Тут нет "первой смерти": и Бог, и человек умирают одной смертью. В сущности, идет речь об отказе от ориентации на некую фундаментальную первоочевидность человеческого опыта (во всяком случае, этого отказа хотя бы должен придерживаться генеалог-исследователь). И эта первоочевидность заключается в данности человека самому себе в качестве человека. Иными словами, в той многовековой стратегии выделения человеческого в особую ипостась внеприродного Бытия, ведь только эта стратегия и позволяет человеку достигать безусловного господства над тем, что он не признает в качестве истинно человеческого.
Теперь мы должны выбрать: или мы остаемся внутри области, обрисовываемой
высказываниями Фуко, тогда нам нет необходимости спрашивать о том, как
образовалась сама область "мертвого Бога" - и только комментировать
его мысли и речь, слепо следовать за ними (ведь истинного плана этой мысли
мы не знаем и не можем знать), или пытаемся выйти за границы вопросов (и
границы возможных ответов) и все-таки понять первоначальный концептуальный
порядок археологической мысли? Если все же двинуться во втором направлении...
Ведь кажется уже ясным, что Фуко пытается в археологическом анализе опереться
не на декартовско-гуссерлевскую данность сознания самому себе, а на что-то
явно неустойчивое, скользящее, что преследует самое мышление мыслящее себя,
на некую "тень Двойника"(Ницше), на "немыслимое" (Хайдеггер),
- опереться на то, что не может быть опорой ни в экзистенциальном, ни в
онтологическом смысле. За известной фразой Ницше "Бог мертв"
скрыто новое отношение к Смерти, которая перестала быть тем, чем еще некогда
была: непреодолимой границей на переходе из конечного времени в вечное.
Христологическая модель времени, уравнивающая мимолетность жизни с неизменностью
ее подчинения Смерти. Но вот другая смерть, высвобождающая жизнь из своей
предзаданной "смертной" формы. Под действием этого всеохватывающего
события (которое скорее всего датируется с наступлением эпохи Просвещения)

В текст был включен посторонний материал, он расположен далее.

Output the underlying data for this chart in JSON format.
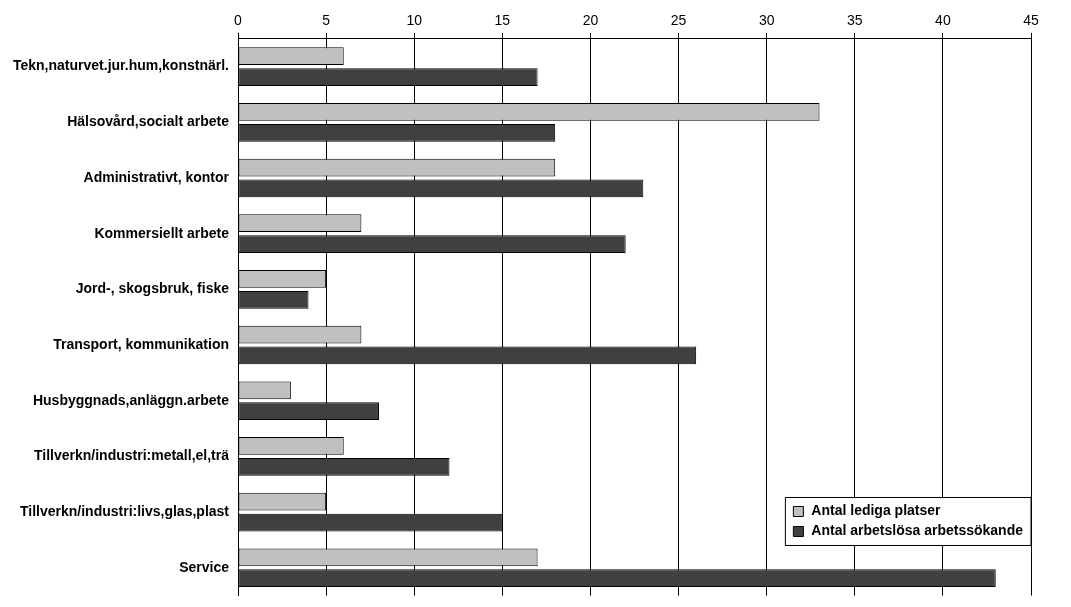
{
  "chart_data": {
    "type": "bar",
    "orientation": "horizontal",
    "categories": [
      "Tekn,naturvet.jur.hum,konstnärl.",
      "Hälsovård,socialt arbete",
      "Administrativt, kontor",
      "Kommersiellt arbete",
      "Jord-, skogsbruk, fiske",
      "Transport, kommunikation",
      "Husbyggnads,anläggn.arbete",
      "Tillverkn/industri:metall,el,trä",
      "Tillverkn/industri:livs,glas,plast",
      "Service"
    ],
    "series": [
      {
        "name": "Antal lediga platser",
        "color": "#c0c0c0",
        "values": [
          6,
          33,
          18,
          7,
          5,
          7,
          3,
          6,
          5,
          17
        ]
      },
      {
        "name": "Antal arbetslösa arbetssökande",
        "color": "#404040",
        "values": [
          17,
          18,
          23,
          22,
          4,
          26,
          8,
          12,
          15,
          43
        ]
      }
    ],
    "xlim": [
      0,
      45
    ],
    "xticks": [
      0,
      5,
      10,
      15,
      20,
      25,
      30,
      35,
      40,
      45
    ],
    "grid": "x",
    "legend": "bottom right"
  }
}
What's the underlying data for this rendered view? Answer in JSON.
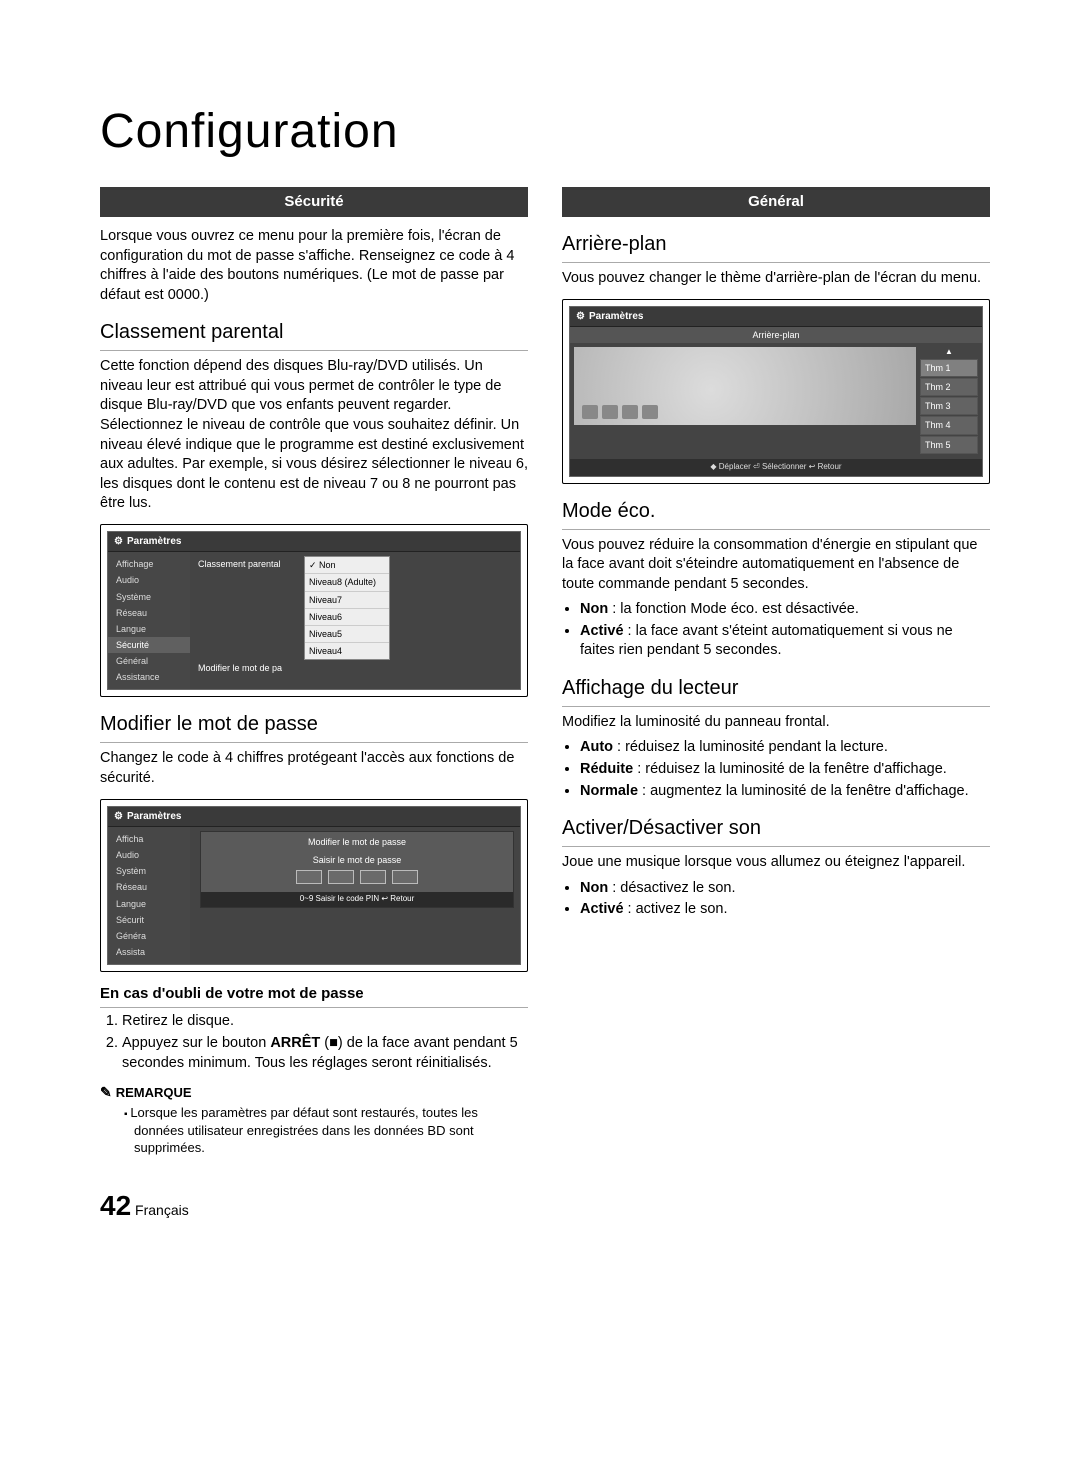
{
  "page": {
    "title": "Configuration",
    "number": "42",
    "lang": "Français"
  },
  "left": {
    "banner": "Sécurité",
    "intro": "Lorsque vous ouvrez ce menu pour la première fois, l'écran de configuration du mot de passe s'affiche. Renseignez ce code à 4 chiffres à l'aide des boutons numériques. (Le mot de passe par défaut est 0000.)",
    "parental": {
      "title": "Classement parental",
      "body": "Cette fonction dépend des disques Blu-ray/DVD utilisés. Un niveau leur est attribué qui vous permet de contrôler le type de disque Blu-ray/DVD que vos enfants peuvent regarder. Sélectionnez le niveau de contrôle que vous souhaitez définir. Un niveau élevé indique que le programme est destiné exclusivement aux adultes. Par exemple, si vous désirez sélectionner le niveau 6, les disques dont le contenu est de niveau 7 ou 8 ne pourront pas être lus."
    },
    "mock1": {
      "title": "Paramètres",
      "side": [
        "Affichage",
        "Audio",
        "Système",
        "Réseau",
        "Langue",
        "Sécurité",
        "Général",
        "Assistance"
      ],
      "side_active_index": 5,
      "rows": [
        "Classement parental",
        "Modifier le mot de pa"
      ],
      "dropdown": [
        "Non",
        "Niveau8 (Adulte)",
        "Niveau7",
        "Niveau6",
        "Niveau5",
        "Niveau4"
      ],
      "dropdown_selected_index": 0
    },
    "password": {
      "title": "Modifier le mot de passe",
      "body": "Changez le code à 4 chiffres protégeant l'accès aux fonctions de sécurité."
    },
    "mock2": {
      "title": "Paramètres",
      "side": [
        "Afficha",
        "Audio",
        "Systèm",
        "Réseau",
        "Langue",
        "Sécurit",
        "Généra",
        "Assista"
      ],
      "overlay_title": "Modifier le mot de passe",
      "overlay_sub": "Saisir le mot de passe",
      "footer": "0~9  Saisir le code PIN   ↩ Retour"
    },
    "forgot": {
      "title": "En cas d'oubli de votre mot de passe",
      "steps": [
        "Retirez le disque.",
        "Appuyez sur le bouton ARRÊT (■) de la face avant pendant 5 secondes minimum. Tous les réglages seront réinitialisés."
      ],
      "step2_pre": "Appuyez sur le bouton ",
      "step2_bold": "ARRÊT",
      "step2_post": " (■) de la face avant pendant 5 secondes minimum. Tous les réglages seront réinitialisés."
    },
    "note": {
      "head": "REMARQUE",
      "body": "Lorsque les paramètres par défaut sont restaurés, toutes les données utilisateur enregistrées dans les données BD sont supprimées."
    }
  },
  "right": {
    "banner": "Général",
    "bg": {
      "title": "Arrière-plan",
      "body": "Vous pouvez changer le thème d'arrière-plan de l'écran du menu."
    },
    "mock3": {
      "title": "Paramètres",
      "tab": "Arrière-plan",
      "themes": [
        "Thm 1",
        "Thm 2",
        "Thm 3",
        "Thm 4",
        "Thm 5"
      ],
      "selected_index": 0,
      "footer": "◆ Déplacer  ⏎ Sélectionner  ↩ Retour"
    },
    "eco": {
      "title": "Mode éco.",
      "body": "Vous pouvez réduire la consommation d'énergie en stipulant que la face avant doit s'éteindre automatiquement en l'absence de toute commande pendant 5 secondes.",
      "items": [
        {
          "b": "Non",
          "t": " : la fonction Mode éco. est désactivée."
        },
        {
          "b": "Activé",
          "t": " : la face avant s'éteint automatiquement si vous ne faites rien pendant 5 secondes."
        }
      ]
    },
    "disp": {
      "title": "Affichage du lecteur",
      "body": "Modifiez la luminosité du panneau frontal.",
      "items": [
        {
          "b": "Auto",
          "t": " : réduisez la luminosité pendant la lecture."
        },
        {
          "b": "Réduite",
          "t": " : réduisez la luminosité de la fenêtre d'affichage."
        },
        {
          "b": "Normale",
          "t": " : augmentez la luminosité de la fenêtre d'affichage."
        }
      ]
    },
    "sound": {
      "title": "Activer/Désactiver son",
      "body": "Joue une musique lorsque vous allumez ou éteignez l'appareil.",
      "items": [
        {
          "b": "Non",
          "t": " : désactivez le son."
        },
        {
          "b": "Activé",
          "t": " : activez le son."
        }
      ]
    }
  }
}
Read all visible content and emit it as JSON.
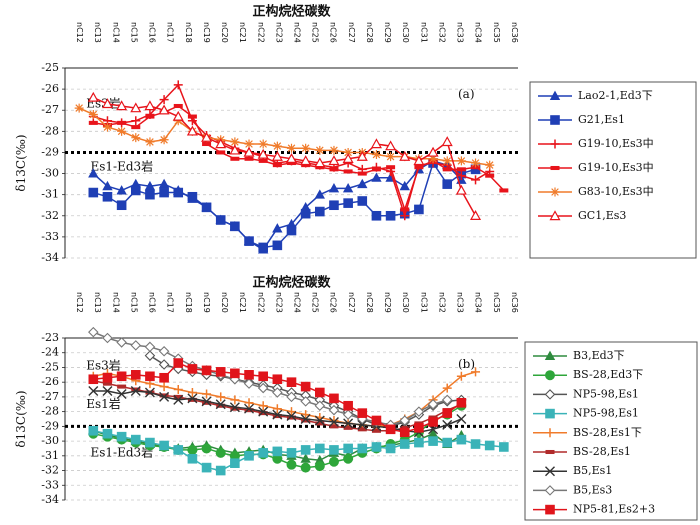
{
  "chart_data": [
    {
      "id": "a",
      "type": "line",
      "title": "正构烷烃碳数",
      "panel_label": "(a)",
      "ylabel": "δ13C(‰)",
      "ylim": [
        -34,
        -25
      ],
      "yticks": [
        -34,
        -33,
        -32,
        -31,
        -30,
        -29,
        -28,
        -27,
        -26,
        -25
      ],
      "categories": [
        "nC12",
        "nC13",
        "nC14",
        "nC15",
        "nC16",
        "nC17",
        "nC18",
        "nC19",
        "nC20",
        "nC21",
        "nC22",
        "nC23",
        "nC24",
        "nC25",
        "nC26",
        "nC27",
        "nC28",
        "nC29",
        "nC30",
        "nC31",
        "nC32",
        "nC33",
        "nC34",
        "nC35",
        "nC36"
      ],
      "grid": true,
      "legend_position": "right",
      "reference_line": -29,
      "annotations": [
        {
          "text": "Es3岩",
          "x": 13.5,
          "y": -26.7
        },
        {
          "text": "Es1-Ed3岩",
          "x": 13.8,
          "y": -29.7
        }
      ],
      "series": [
        {
          "name": "Lao2-1,Ed3下",
          "color": "#1f3fb5",
          "marker": "triangle",
          "x": [
            14,
            15,
            16,
            17,
            18,
            19,
            20,
            21,
            22,
            23,
            24,
            25,
            26,
            27,
            28,
            29,
            30,
            31,
            32,
            33,
            34,
            35,
            36,
            37,
            38,
            39,
            40
          ],
          "y": [
            -30.0,
            -30.6,
            -30.8,
            -30.5,
            -30.6,
            -30.5,
            -30.8,
            -31.2,
            -31.6,
            -32.2,
            -32.5,
            -33.2,
            -33.6,
            -32.6,
            -32.4,
            -31.6,
            -31.0,
            -30.7,
            -30.7,
            -30.5,
            -30.2,
            -30.2,
            -30.6,
            -29.8,
            -29.4,
            -29.6,
            -30.3
          ]
        },
        {
          "name": "G21,Es1",
          "color": "#1f3fb5",
          "marker": "square",
          "x": [
            14,
            15,
            16,
            17,
            18,
            19,
            20,
            21,
            22,
            23,
            24,
            25,
            26,
            27,
            28,
            29,
            30,
            31,
            32,
            33,
            34,
            35,
            36,
            37,
            38,
            39,
            40,
            41
          ],
          "y": [
            -30.9,
            -31.1,
            -31.5,
            -30.8,
            -31.0,
            -30.9,
            -30.9,
            -31.1,
            -31.6,
            -32.2,
            -32.5,
            -33.2,
            -33.5,
            -33.4,
            -32.7,
            -31.9,
            -31.8,
            -31.5,
            -31.4,
            -31.3,
            -32.0,
            -32.0,
            -31.9,
            -31.7,
            -29.5,
            -30.5,
            -30.0,
            -29.8
          ]
        },
        {
          "name": "G19-10,Es3中",
          "color": "#e8141b",
          "marker": "plus",
          "x": [
            14,
            15,
            16,
            17,
            18,
            19,
            20,
            21,
            22,
            23,
            24,
            25,
            26,
            27,
            28,
            29,
            30,
            31,
            32,
            33,
            34,
            35,
            36,
            37,
            38,
            39,
            40,
            41,
            42
          ],
          "y": [
            -27.3,
            -27.5,
            -27.6,
            -27.5,
            -27.2,
            -26.5,
            -25.8,
            -27.5,
            -28.2,
            -28.5,
            -28.8,
            -29.0,
            -29.2,
            -29.5,
            -29.4,
            -29.5,
            -29.6,
            -29.7,
            -29.5,
            -29.8,
            -29.7,
            -29.9,
            -32.0,
            -29.6,
            -29.5,
            -29.6,
            -30.1,
            -30.3,
            -29.9
          ]
        },
        {
          "name": "G19-10,Es3中",
          "color": "#e8141b",
          "marker": "dash",
          "x": [
            14,
            15,
            16,
            17,
            18,
            19,
            20,
            21,
            22,
            23,
            24,
            25,
            26,
            27,
            28,
            29,
            30,
            31,
            32,
            33,
            34,
            35,
            36,
            37,
            38,
            39,
            40,
            41,
            42,
            43
          ],
          "y": [
            -27.6,
            -27.7,
            -27.6,
            -27.8,
            -27.3,
            -27.1,
            -26.8,
            -27.3,
            -28.6,
            -29.0,
            -29.3,
            -29.3,
            -29.4,
            -29.6,
            -29.5,
            -29.6,
            -29.7,
            -29.8,
            -29.9,
            -30.0,
            -29.8,
            -29.7,
            -31.7,
            -29.7,
            -29.4,
            -29.8,
            -29.8,
            -29.7,
            -30.1,
            -30.8
          ]
        },
        {
          "name": "G83-10,Es3中",
          "color": "#f07b2b",
          "marker": "star",
          "x": [
            13,
            14,
            15,
            16,
            17,
            18,
            19,
            20,
            21,
            22,
            23,
            24,
            25,
            26,
            27,
            28,
            29,
            30,
            31,
            32,
            33,
            34,
            35,
            36,
            37,
            38,
            39,
            40,
            41,
            42
          ],
          "y": [
            -26.9,
            -27.2,
            -27.8,
            -28.0,
            -28.3,
            -28.5,
            -28.4,
            -27.5,
            -28.0,
            -28.3,
            -28.4,
            -28.5,
            -28.6,
            -28.6,
            -28.7,
            -28.8,
            -28.8,
            -28.9,
            -28.9,
            -29.0,
            -29.0,
            -29.1,
            -29.2,
            -29.2,
            -29.3,
            -29.3,
            -29.4,
            -29.4,
            -29.5,
            -29.6
          ]
        },
        {
          "name": "GC1,Es3",
          "color": "#e8141b",
          "marker": "triangle-open",
          "x": [
            14,
            15,
            16,
            17,
            18,
            19,
            20,
            21,
            22,
            23,
            24,
            25,
            26,
            27,
            28,
            29,
            30,
            31,
            32,
            33,
            34,
            35,
            36,
            37,
            38,
            39,
            40,
            41
          ],
          "y": [
            -26.4,
            -26.7,
            -26.8,
            -26.9,
            -26.8,
            -27.0,
            -27.3,
            -28.0,
            -28.3,
            -28.6,
            -28.9,
            -29.0,
            -29.1,
            -29.2,
            -29.3,
            -29.4,
            -29.5,
            -29.4,
            -29.3,
            -29.2,
            -28.6,
            -28.7,
            -29.2,
            -29.4,
            -29.0,
            -28.5,
            -30.8,
            -32.0
          ]
        }
      ]
    },
    {
      "id": "b",
      "type": "line",
      "title": "正构烷烃碳数",
      "panel_label": "(b)",
      "ylabel": "δ13C(‰)",
      "ylim": [
        -34,
        -23
      ],
      "yticks": [
        -34,
        -33,
        -32,
        -31,
        -30,
        -29,
        -28,
        -27,
        -26,
        -25,
        -24,
        -23
      ],
      "categories": [
        "nC12",
        "nC13",
        "nC14",
        "nC15",
        "nC16",
        "nC17",
        "nC18",
        "nC19",
        "nC20",
        "nC21",
        "nC22",
        "nC23",
        "nC24",
        "nC25",
        "nC26",
        "nC27",
        "nC28",
        "nC29",
        "nC30",
        "nC31",
        "nC32",
        "nC33",
        "nC34",
        "nC35",
        "nC36"
      ],
      "grid": true,
      "legend_position": "right",
      "reference_line": -29,
      "annotations": [
        {
          "text": "Es3岩",
          "x": 13.5,
          "y": -24.9
        },
        {
          "text": "Es1岩",
          "x": 13.5,
          "y": -27.5
        },
        {
          "text": "Es1-Ed3岩",
          "x": 13.8,
          "y": -30.8
        }
      ],
      "series": [
        {
          "name": "B3,Ed3下",
          "color": "#2e8b3e",
          "marker": "triangle",
          "x": [
            14,
            15,
            16,
            17,
            18,
            19,
            20,
            21,
            22,
            23,
            24,
            25,
            26,
            27,
            28,
            29,
            30,
            31,
            32,
            33,
            34,
            35,
            36,
            37,
            38,
            39,
            40
          ],
          "y": [
            -29.3,
            -29.6,
            -29.8,
            -30.0,
            -30.2,
            -30.4,
            -30.5,
            -30.4,
            -30.3,
            -30.6,
            -30.8,
            -30.7,
            -30.6,
            -30.9,
            -31.0,
            -31.2,
            -31.3,
            -30.8,
            -31.0,
            -30.5,
            -30.4,
            -30.3,
            -30.1,
            -29.9,
            -29.5,
            -30.2,
            -29.6
          ]
        },
        {
          "name": "BS-28,Ed3下",
          "color": "#2ea63a",
          "marker": "circle",
          "x": [
            14,
            15,
            16,
            17,
            18,
            19,
            20,
            21,
            22,
            23,
            24,
            25,
            26,
            27,
            28,
            29,
            30,
            31,
            32,
            33,
            34,
            35,
            36,
            37,
            38,
            39,
            40
          ],
          "y": [
            -29.5,
            -29.7,
            -29.9,
            -30.1,
            -30.3,
            -30.4,
            -30.6,
            -30.6,
            -30.5,
            -30.8,
            -31.0,
            -30.9,
            -30.9,
            -31.2,
            -31.6,
            -31.8,
            -31.7,
            -31.4,
            -31.2,
            -30.8,
            -30.5,
            -30.2,
            -29.9,
            -29.4,
            -28.6,
            -28.2,
            -27.6
          ]
        },
        {
          "name": "NP5-98,Es1",
          "color": "#555555",
          "marker": "diamond-open",
          "x": [
            18,
            19,
            20,
            21,
            22,
            23,
            24,
            25,
            26,
            27,
            28,
            29,
            30,
            31,
            32,
            33,
            34,
            35,
            36,
            37,
            38,
            39,
            40
          ],
          "y": [
            -24.2,
            -24.8,
            -25.1,
            -25.3,
            -25.5,
            -25.6,
            -25.8,
            -26.0,
            -26.2,
            -26.4,
            -26.7,
            -26.9,
            -27.2,
            -27.6,
            -28.0,
            -28.5,
            -28.9,
            -29.0,
            -28.7,
            -28.2,
            -27.6,
            -27.3,
            -27.2
          ]
        },
        {
          "name": "NP5-98,Es1",
          "color": "#3ab3b8",
          "marker": "square",
          "x": [
            14,
            15,
            16,
            17,
            18,
            19,
            20,
            21,
            22,
            23,
            24,
            25,
            26,
            27,
            28,
            29,
            30,
            31,
            32,
            33,
            34,
            35,
            36,
            37,
            38,
            39,
            40,
            41,
            42,
            43
          ],
          "y": [
            -29.3,
            -29.5,
            -29.7,
            -29.9,
            -30.1,
            -30.3,
            -30.6,
            -31.2,
            -31.8,
            -32.0,
            -31.5,
            -31.0,
            -30.8,
            -30.7,
            -30.8,
            -30.6,
            -30.5,
            -30.6,
            -30.5,
            -30.5,
            -30.4,
            -30.5,
            -30.2,
            -30.1,
            -30.0,
            -30.1,
            -29.9,
            -30.2,
            -30.3,
            -30.4
          ]
        },
        {
          "name": "BS-28,Es1下",
          "color": "#f07b2b",
          "marker": "plus",
          "x": [
            14,
            15,
            16,
            17,
            18,
            19,
            20,
            21,
            22,
            23,
            24,
            25,
            26,
            27,
            28,
            29,
            30,
            31,
            32,
            33,
            34,
            35,
            36,
            37,
            38,
            39,
            40,
            41
          ],
          "y": [
            -25.6,
            -25.4,
            -25.6,
            -25.9,
            -26.1,
            -26.3,
            -26.5,
            -26.7,
            -26.8,
            -27.0,
            -27.2,
            -27.4,
            -27.6,
            -27.8,
            -28.0,
            -28.2,
            -28.4,
            -28.6,
            -28.8,
            -28.9,
            -29.0,
            -28.9,
            -28.5,
            -28.0,
            -27.2,
            -26.4,
            -25.6,
            -25.3
          ]
        },
        {
          "name": "BS-28,Es1",
          "color": "#b02a2a",
          "marker": "dash",
          "x": [
            14,
            15,
            16,
            17,
            18,
            19,
            20,
            21,
            22,
            23,
            24,
            25,
            26,
            27,
            28,
            29,
            30,
            31,
            32,
            33,
            34,
            35,
            36,
            37,
            38,
            39,
            40
          ],
          "y": [
            -25.9,
            -26.1,
            -26.3,
            -26.5,
            -26.7,
            -26.9,
            -27.0,
            -27.2,
            -27.4,
            -27.6,
            -27.8,
            -27.9,
            -28.1,
            -28.3,
            -28.4,
            -28.6,
            -28.8,
            -29.0,
            -29.1,
            -29.2,
            -29.3,
            -29.3,
            -29.1,
            -28.8,
            -28.4,
            -27.9,
            -27.5
          ]
        },
        {
          "name": "B5,Es1",
          "color": "#333333",
          "marker": "x",
          "x": [
            14,
            15,
            16,
            17,
            18,
            19,
            20,
            21,
            22,
            23,
            24,
            25,
            26,
            27,
            28,
            29,
            30,
            31,
            32,
            33,
            34,
            35,
            36,
            37,
            38,
            39,
            40
          ],
          "y": [
            -26.6,
            -26.6,
            -26.8,
            -26.6,
            -26.7,
            -27.0,
            -27.2,
            -27.1,
            -27.3,
            -27.5,
            -27.7,
            -27.8,
            -28.0,
            -28.2,
            -28.3,
            -28.5,
            -28.6,
            -28.7,
            -28.8,
            -28.9,
            -29.0,
            -29.1,
            -29.3,
            -29.4,
            -29.2,
            -28.9,
            -28.5
          ]
        },
        {
          "name": "B5,Es3",
          "color": "#777777",
          "marker": "diamond-open",
          "x": [
            14,
            15,
            16,
            17,
            18,
            19,
            20,
            21,
            22,
            23,
            24,
            25,
            26,
            27,
            28,
            29,
            30,
            31,
            32,
            33,
            34,
            35,
            36,
            37,
            38,
            39
          ],
          "y": [
            -22.6,
            -23.0,
            -23.3,
            -23.5,
            -23.6,
            -23.9,
            -24.4,
            -24.9,
            -25.2,
            -25.5,
            -25.8,
            -26.1,
            -26.4,
            -26.7,
            -27.0,
            -27.3,
            -27.6,
            -27.9,
            -28.2,
            -28.5,
            -28.7,
            -28.9,
            -28.6,
            -28.0,
            -27.5,
            -27.2
          ]
        },
        {
          "name": "NP5-81,Es2+3",
          "color": "#e0141b",
          "marker": "square",
          "x": [
            14,
            15,
            16,
            17,
            18,
            19,
            20,
            21,
            22,
            23,
            24,
            25,
            26,
            27,
            28,
            29,
            30,
            31,
            32,
            33,
            34,
            35,
            36,
            37,
            38,
            39,
            40
          ],
          "y": [
            -25.8,
            -25.7,
            -25.6,
            -25.5,
            -25.6,
            -25.7,
            -24.7,
            -25.1,
            -25.2,
            -25.3,
            -25.4,
            -25.5,
            -25.6,
            -25.8,
            -26.0,
            -26.3,
            -26.7,
            -27.1,
            -27.6,
            -28.1,
            -28.6,
            -29.2,
            -29.4,
            -29.1,
            -28.7,
            -28.1,
            -27.4
          ]
        }
      ]
    }
  ]
}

и находится современная мысль, которая еще не отучилась за последние три
века отсылать себя к трансцендентальному Эго и искать, как мы знаем, безупречных
гарантий в этом идеальном центре субъективности - божественном отблеске
Высшего существа во внутреннем опыте всякого сознания. Там, где было средостение
нашего внутреннего переживания, очаг последующих репрезентаций, там, где
мы были защищены от Внешнего нашим Внутренним, стала смерть, и после этой
"смерти" мы стали существами экстерриорными, лишились своей бесконечной
формы и не просто признаем власть Внешнего над собой, но составлены из
него и живем этим Внешним. Если это выразить без драматически-экзистенциального
оттенка, который почти всегда сопровождает слово "смерть", обнаружится
нейтральное пространство, neutral space, или, в других понятиях Фуко, -
инертная и чистая поверхность дискурса, открытая для вписывания любых знаков,
в том числе и знаков смерти. Поэтому сегодня было бы "недостаточно
повторять пустой лозунг, что автор исчез, что Бог и человек умерли одной
смертью. Скорее мы бы должны перепроверить это пустое пространство, что
осталось после исчезновения автора; мы должны бы внимательно исследовать,
двигаясь вдоль его дыр и ложных линий, его новых демаркаций и повторных
разделений этой пустоты; мы должны бы выждать пока, появятся скользящие
функции, порожденные этим исчезновением"23. И когда
мы сталкиваемся с этим пространством, или оно себя открывает, то все, что
его заполняет, освобождается от связей, которые его скрывали, диффузируется,
становится "случайным", подвешивается в своей неразрешимой определенности.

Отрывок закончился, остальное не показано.